Quand j’étais jeune, je voulais aller en NBA à tout prix. Parfois, je ne dormais pas la nuit en pensant à comment je peux aller en NBA… Maintenant, j’ai pris de l’âge, de la maturité. Si j’ai une chance d’y aller, j’irai. Si jamais l’opportunité ne se présente pas, j’essaierai d’avoir la meilleure carrière possible et on verra bien ce qui va se passer.

« Clairement, les Jeux c’est un objectif. Le fait de participer à la coupe du monde m’a vraiment donné envie de m’intégrer dans le groupe France sur la durée. Et ça me donne encore plus envie de participer aux JO »

Vous vivez cette saison historique sans vos supporteurs : quel message souhaiteriez-vous leur faire passer ?

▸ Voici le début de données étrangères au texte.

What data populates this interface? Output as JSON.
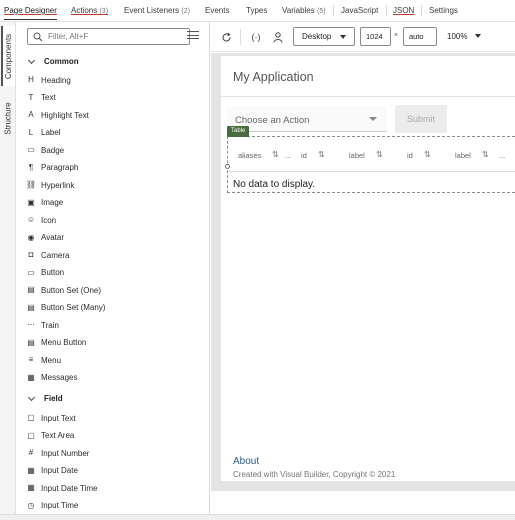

C’est une saison historique dans le bon sens et dans le mauvais sens. Une saison sans fans, c’est vraiment quelque chose de compliqué. On les remercie pour leur soutien. Même s’ils ne peuvent pas être présents, on voit qu’il y a une sacrée ferveur. Quand on est revenu de Gran Canaria, ils nous attendaient à la salle. Et même sur les réseaux sociaux, on voit qu’ils sont actifs. Ils nous envoient des messages, ils nous parlent… On les remercie pour leur soutien et on va tout faire pour remporter la finale pour eux.

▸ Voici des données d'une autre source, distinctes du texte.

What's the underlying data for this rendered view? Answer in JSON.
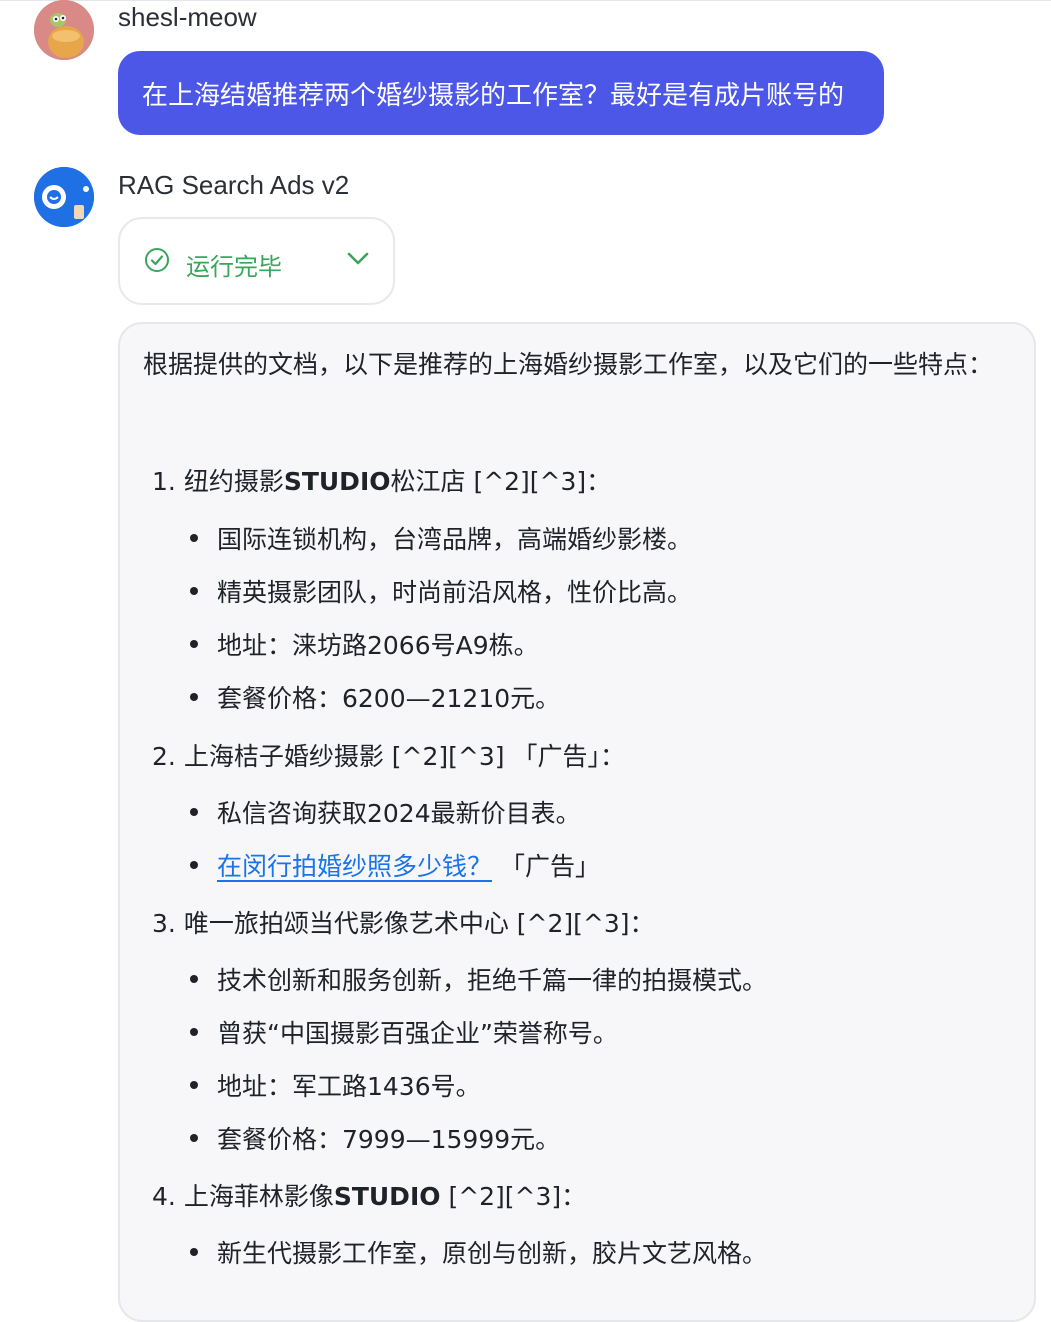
{
  "user": {
    "name": "shesl-meow",
    "message": "在上海结婚推荐两个婚纱摄影的工作室？最好是有成片账号的"
  },
  "bot": {
    "name": "RAG Search Ads v2",
    "status": "运行完毕",
    "intro": "根据提供的文档，以下是推荐的上海婚纱摄影工作室，以及它们的一些特点：",
    "sections": [
      {
        "num": "1.",
        "title_prefix": "纽约摄影",
        "title_bold": "STUDIO",
        "title_suffix": "松江店 [^2][^3]：",
        "bullets": [
          "国际连锁机构，台湾品牌，高端婚纱影楼。",
          "精英摄影团队，时尚前沿风格，性价比高。",
          "地址：涞坊路2066号A9栋。",
          "套餐价格：6200—21210元。"
        ]
      },
      {
        "num": "2.",
        "title_prefix": "上海桔子婚纱摄影",
        "title_bold": "",
        "title_suffix": " [^2][^3] 「广告」：",
        "bullets": [
          "私信咨询获取2024最新价目表。"
        ],
        "link_bullet": {
          "link_text": "在闵行拍婚纱照多少钱？",
          "suffix": " 「广告」"
        }
      },
      {
        "num": "3.",
        "title_prefix": "唯一旅拍颂当代影像艺术中心",
        "title_bold": "",
        "title_suffix": " [^2][^3]：",
        "bullets": [
          "技术创新和服务创新，拒绝千篇一律的拍摄模式。",
          "曾获“中国摄影百强企业”荣誉称号。",
          "地址：军工路1436号。",
          "套餐价格：7999—15999元。"
        ]
      },
      {
        "num": "4.",
        "title_prefix": "上海菲林影像",
        "title_bold": "STUDIO",
        "title_suffix": " [^2][^3]：",
        "bullets": [
          "新生代摄影工作室，原创与创新，胶片文艺风格。"
        ]
      }
    ]
  },
  "colors": {
    "user_bubble": "#4c57e8",
    "status_green": "#3aa55d",
    "link_blue": "#1a73e8",
    "card_bg": "#f7f7f9"
  },
  "icons": {
    "status": "check-circle-icon",
    "expand": "chevron-down-icon"
  }
}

Serez-vous toujours à l’ASM Basket la saison prochaine ?

Question piège (rires). Pour le moment, c’est beaucoup trop tôt pour le savoir. Avant de savoir si je veux rester, il faudrait déjà demander aux dirigeants s’ils veulent me garder. Jouer en EuroLigue est un vrai plus pour le club et ça va attirer encore plus de joueurs. Tout dépendra des opportunités que j’aurai et de ce que le club veut faire et va me proposer. Mais je me plais ici. La ville est bien, avec le coach et les dirigeants ça se passe bien donc pourquoi pas.